Things Seen at a Small Remove
Hunters in the Snow
For as long as I can remember he’d traveled, working round the world on turbines and ships’ engines, one of the few I’d known who, after attaining a degree in mechanical engineering, actually worked as one, a desire he’d had as a child, though it would later promise but an endless round of jets, hotels and work days ending on bar stools in the company of those with whom you worked, this the small cloistered world of field service.
And then, when he was in his early forties, he met her, a woman ten years his senior and the love of a lifetime. Lovers, husband and wife, the best of friends, they did all the things they loved in their own ‘faire companye’, boating and fishing on rivers and lakes, following the tides and the stripers, tramping through the Maine woods together in boots and woolens like Brueghel’s hunters.
At family events, you might find yourself drawn to observe them, to better understand the smooth and natural mechanics of how they functioned together, the ratio of gearing, the pitch of the tooth, to take in the full pleasure of watching each in their turn bear the brunt of the other’s goodhearted laughter while seeing in the flesh what one only finds in a novel. If they had hand-fasted as lovers did and still do under Irish and English skies, you might have caught sight of the cord binding them, each to each, its twill and color. When she grew ill, he stopped catching planes. They had but a handful of years together.

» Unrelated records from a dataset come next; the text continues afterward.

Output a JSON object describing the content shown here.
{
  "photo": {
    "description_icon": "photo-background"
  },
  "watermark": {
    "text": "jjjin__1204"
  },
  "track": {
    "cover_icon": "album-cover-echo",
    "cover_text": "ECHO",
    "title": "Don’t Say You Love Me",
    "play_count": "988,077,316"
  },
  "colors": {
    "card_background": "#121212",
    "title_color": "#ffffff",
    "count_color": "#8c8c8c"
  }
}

Driving to field service today across a particularly fine stretch of rural Georgia, I see them both afresh in the eyes of my eyes. Once the thought of them arises like a lingering scent of magnolia, I give it every quarter it wishes. Romance: was it in the shaded path I saw winding its way through an afternoon wood,
or did it lay in the long sibilant grasses of a meadow swept by the tails of paints and chestnuts that had once again drawn their faces in the air before me?
モクレンの死 mokuren no shi (Death of a Magnolia)
It is an enormous thing, perhaps a century old and no doubt venerated by the family that lives in the modest tin-roofed farmhouse beneath the quiet rain of its shade. With a girth as large as a handful of children holding hands round it, yellow leaves lay scattered and thick beneath it as it slowly dies by attrition. The scanty, topmost leaves, still a stiff shiny lacquer of green, roil like sea anemones in the wind’s currents.
This, too, is how we should die,
in the sunlight of an unsullied grace,
slowly, and with plenty of time
for we may have long goodbyes to say
to those we may have loved but neglected,
for a blindness to the beauty
housed in another
that we may have never seen nor looked for
but was always there.
A Solitude for Two
He would always clean them in the cottage’s chipped white sink where the shed scales would sparkle, bright as gems. The sound of it, of skin being torn from flesh, had a certain inevitable cruelty about it as he’d scale and skin their morning catch till his hands bled.
And I can’t recall a time when my father ever fished alone for my mother was always with him, the pleasure of journeying out on the water at dawn having made them both early risers, a joy for which no alarm clock was needed, for a thin mist of echoes would be waiting for them at the dock.
Some of us require solitude and others constant companionship, and still others a solitude for two. For indulging in one at the expense of another I’m often rebuked . . .
but when wading alone through a swale of ferns beaded with morning freshness, all stories converge in a clockwork of careful footfalls,
when with indescribable delight a chill seeps into the denim that both shields
and yields us from and back to ourselves.